Casi ninguno de aquellos desertores llegaba a su destino. Un día el terrible caudillo advirtió el estrago que en sus filas ocasionaba la tropilla de mujeres de vida airada que iban detrás de los milicianos. Como lo pensó lo hizo. En la madrugada fusiló a media docena de aquellas desgraciadas. Toda la canalla del Barrio Chino de Barcelona, prostitutas, invertidos, rateros y espías, desapareció como por ensalmo. Este bárbaro caudillaje fue eliminando del frente a los criminales y a los cobardes que habían acudido sólo al olor del botín. Destacamentos enteros se desgajaron en franca rebeldía del núcleo de las fuerzas gubernamentales, y una de estas fracciones indisciplinadas de la Columna de Hierro era la que recorría la comarca sembrando el terror por dondequiera que pasaba. Al principio eran sólo unas docenas de hombres sin más armamento que sus fusiles, pero luego creció la hueste con la incorporación de otros muchos desertores y criminales que merodeaban por el país. Cuando se consideraron fuertes entraron a viva fuerza en Castellón arrollando a los gubernamentales y apoderándose de sus armas. Luego, cuando constituían ya una verdadera columna con camiones, ametralladoras e incluso algún carro blindado, se lanzaron sobre Valencia. Su entrada por sorpresa en la capital de Levante sembró la confusión y el pánico entre las fuerzas leales de la República.

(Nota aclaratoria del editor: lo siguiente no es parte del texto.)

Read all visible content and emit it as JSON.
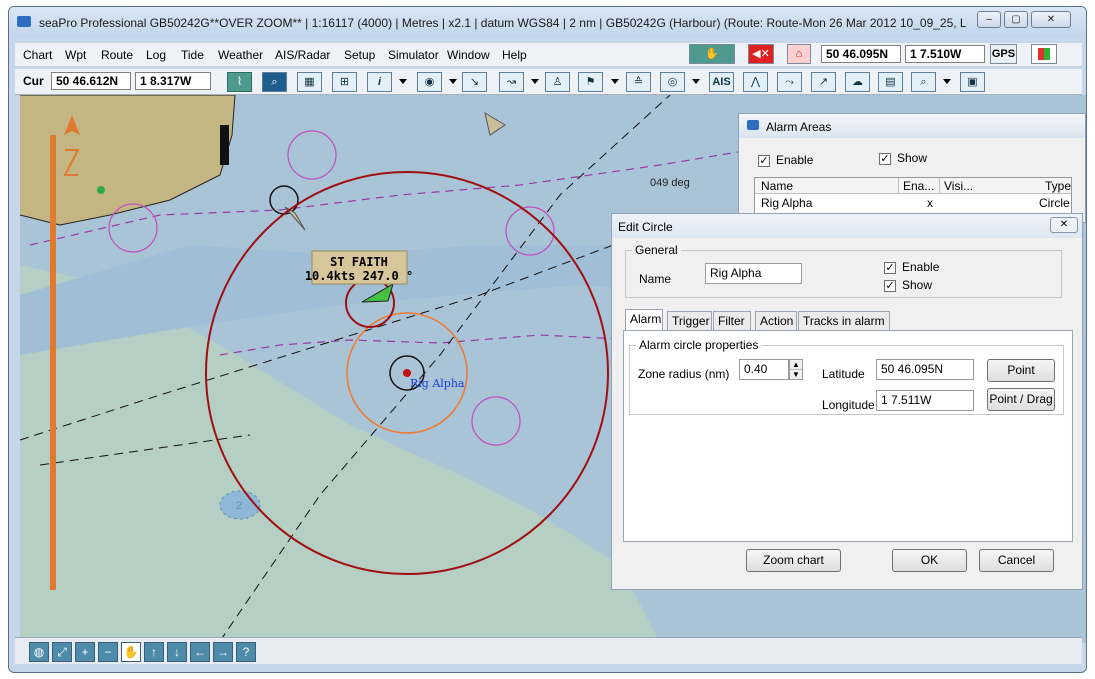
{
  "window": {
    "title": "seaPro Professional GB50242G**OVER ZOOM**  | 1:16117 (4000) | Metres | x2.1 | datum WGS84 | 2 nm | GB50242G (Harbour) (Route: Route-Mon 26 Mar 2012 10_09_25, L",
    "minimize": "–",
    "maximize": "▢",
    "close": "✕"
  },
  "menu": {
    "items": [
      "Chart",
      "Wpt",
      "Route",
      "Log",
      "Tide",
      "Weather",
      "AIS/Radar",
      "Setup",
      "Simulator",
      "Window",
      "Help"
    ],
    "lat": "50 46.095N",
    "lon": "1 7.510W",
    "gps": "GPS"
  },
  "toolbar": {
    "cur_label": "Cur",
    "cur_lat": "50 46.612N",
    "cur_lon": "1 8.317W",
    "ais": "AIS"
  },
  "chart": {
    "vessel_name": "ST FAITH",
    "vessel_info": "10.4kts 247.0 °",
    "rig_label": "Rig Alpha",
    "heading_label": "049 deg",
    "depth_label": "2"
  },
  "alarm_areas": {
    "title": "Alarm Areas",
    "enable_label": "Enable",
    "show_label": "Show",
    "columns": [
      "Name",
      "Ena...",
      "Visi...",
      "Type"
    ],
    "rows": [
      {
        "name": "Rig Alpha",
        "enabled": "x",
        "visible": "",
        "type": "Circle"
      }
    ]
  },
  "edit_circle": {
    "title": "Edit Circle",
    "general_label": "General",
    "name_label": "Name",
    "name_value": "Rig Alpha",
    "enable_label": "Enable",
    "show_label": "Show",
    "tabs": [
      "Alarm",
      "Trigger",
      "Filter",
      "Action",
      "Tracks in alarm"
    ],
    "props_label": "Alarm circle properties",
    "radius_label": "Zone radius (nm)",
    "radius_value": "0.40",
    "latitude_label": "Latitude",
    "latitude_value": "50 46.095N",
    "longitude_label": "Longitude",
    "longitude_value": "1  7.511W",
    "point_button": "Point",
    "point_drag_button": "Point / Drag",
    "zoom_button": "Zoom chart",
    "ok_button": "OK",
    "cancel_button": "Cancel"
  },
  "colors": {
    "water_deep": "#a9c3d7",
    "water_shallow": "#b6cfc4",
    "land": "#c4b682",
    "alarm_circle": "#a01010",
    "zone_circle": "#f07a30"
  }
}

Paralelamente a la crónica periodística, se desarrolla una divertida historia de amor fugaz entre un piloto inglés ―de los que acudieron voluntaria y románticamente, en plan Lord Byron, a prestar sus servicios a la República― y una espía falangista infiltrada entre las milicias, de la que nunca acaba de quedar claro si se trata de una verdadera espía o de una verdadera anarquista que se hace pasar por espía falangista para detectar traidores: hasta ese punto llegaba la confusión en la retaguardia.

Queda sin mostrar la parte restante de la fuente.